While stress management is one of the outcomes of meditation–and can be a huge motivator for starting a practice–Roger Gabriel sees the spiritual awakening as the real benefit:
“Through regular practice of meditation, you not only reconnect with your own essence, you also begin to understand your interconnectedness with everyone and everything else. The separateness, which leads to so many challenges in the world, begins to dissolve into a deep sense of peace and harmony; an unconditional love begins to bloom, bringing understanding and compassion; and your connection with the Divine is reestablished opening you to higher states of consciousness.”
But the stress reduction is not to be understated or dismissed: there are numerous scientific studies proving the connection between mindfulness/meditation practices and a reduction in anxiety, depression, insomnia, addiction (including, in particular, smoking cessation) and even ailments like ulcers and other gastrointestinal issues. A Harvard University study from 2014 found that meditation actually “rebuilds the brain’s grey matter.” Participants in this study practiced some form of meditation for 30 minutes every day for 8 weeks, and MRIs after the study period showed that they had increased grey matter in their hippocampus, important for learning and memory, as well as in other structures within the brain responsible for compassion, self-awareness and introspection. Personally, I have found that meditation has made me significantly less stressed and anxious, and has increased my clarity of mind. When I have fallen off track and missed days or weeks–or honestly, even months–of meditation, I feel scattered, ungrounded, anxious and much more sensitive to life stressors.
Your own practice
All this talk of zazen and 30 minutes a day may have you running in the opposite direction. And it’s true that you may not even be able to do guided meditation for 15 minutes in the beginning; your well-worn neural pathways that tell you to always be doing, creating, producing may not let you have this luxury at first. But it’s ok to start very, very small!

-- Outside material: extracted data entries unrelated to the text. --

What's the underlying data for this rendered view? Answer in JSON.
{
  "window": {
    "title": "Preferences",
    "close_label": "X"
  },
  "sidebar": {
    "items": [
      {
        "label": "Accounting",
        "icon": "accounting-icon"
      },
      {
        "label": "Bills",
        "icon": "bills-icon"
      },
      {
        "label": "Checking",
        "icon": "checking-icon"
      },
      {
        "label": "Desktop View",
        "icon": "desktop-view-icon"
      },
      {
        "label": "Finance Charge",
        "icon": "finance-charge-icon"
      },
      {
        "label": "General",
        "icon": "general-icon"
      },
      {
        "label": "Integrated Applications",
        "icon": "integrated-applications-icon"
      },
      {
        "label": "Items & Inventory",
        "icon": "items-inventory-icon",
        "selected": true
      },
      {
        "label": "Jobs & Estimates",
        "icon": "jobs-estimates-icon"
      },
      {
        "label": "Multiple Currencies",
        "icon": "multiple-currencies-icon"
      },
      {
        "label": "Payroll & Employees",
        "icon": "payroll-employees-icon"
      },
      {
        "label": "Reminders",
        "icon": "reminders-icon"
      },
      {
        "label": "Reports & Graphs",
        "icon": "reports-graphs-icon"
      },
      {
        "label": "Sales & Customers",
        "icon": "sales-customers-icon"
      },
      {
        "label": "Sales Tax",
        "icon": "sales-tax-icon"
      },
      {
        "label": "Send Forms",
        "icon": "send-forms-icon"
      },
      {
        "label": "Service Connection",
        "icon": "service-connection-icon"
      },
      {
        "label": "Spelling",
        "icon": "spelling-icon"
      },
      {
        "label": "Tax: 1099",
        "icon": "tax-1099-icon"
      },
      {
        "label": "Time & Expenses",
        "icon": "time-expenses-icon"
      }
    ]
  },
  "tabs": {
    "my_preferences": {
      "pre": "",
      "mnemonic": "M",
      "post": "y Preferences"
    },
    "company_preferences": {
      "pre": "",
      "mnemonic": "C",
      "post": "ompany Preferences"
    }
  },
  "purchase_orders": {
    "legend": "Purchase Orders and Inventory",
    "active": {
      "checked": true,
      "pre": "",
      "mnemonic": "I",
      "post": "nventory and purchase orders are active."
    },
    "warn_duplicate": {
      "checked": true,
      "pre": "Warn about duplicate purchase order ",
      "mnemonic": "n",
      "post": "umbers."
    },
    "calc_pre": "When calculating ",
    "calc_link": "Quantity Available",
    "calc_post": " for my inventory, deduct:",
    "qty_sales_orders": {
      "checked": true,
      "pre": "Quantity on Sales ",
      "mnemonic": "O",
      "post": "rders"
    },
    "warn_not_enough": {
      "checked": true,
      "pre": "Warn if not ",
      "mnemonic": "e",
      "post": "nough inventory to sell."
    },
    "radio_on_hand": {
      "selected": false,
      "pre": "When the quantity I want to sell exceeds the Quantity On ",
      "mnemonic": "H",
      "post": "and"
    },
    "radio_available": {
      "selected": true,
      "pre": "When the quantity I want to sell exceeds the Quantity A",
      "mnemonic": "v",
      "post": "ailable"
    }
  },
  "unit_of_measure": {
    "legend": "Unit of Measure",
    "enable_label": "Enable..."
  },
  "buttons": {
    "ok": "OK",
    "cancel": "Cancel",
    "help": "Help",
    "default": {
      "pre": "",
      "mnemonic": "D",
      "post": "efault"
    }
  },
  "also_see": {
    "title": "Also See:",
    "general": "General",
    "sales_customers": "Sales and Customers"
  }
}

Many meditation centers and teachers recommend sitting or even lying comfortably–no lotus here; you can use an eye mask to aid you in closing your mind off from the outside world; don’t try to control your breath–just breathe naturally. Start off doing this for just 2 minutes a day. And it can even be a pre-sleep routine to get you relaxed and shutting off from the pressures of the day. Once you’ve acclimated yourself, you can start increasing the amount of time you practice.
It’s important not to judge the experience. As you can see, I’ve been doing this for 10 years, and still have times when I can’t turn off my brain. The most important thing is that you sat down and made that time for yourself! There will always be times that your mind wanders the whole time and that’s okay. Just keep at it and you’ll reap all the wonderful benefits!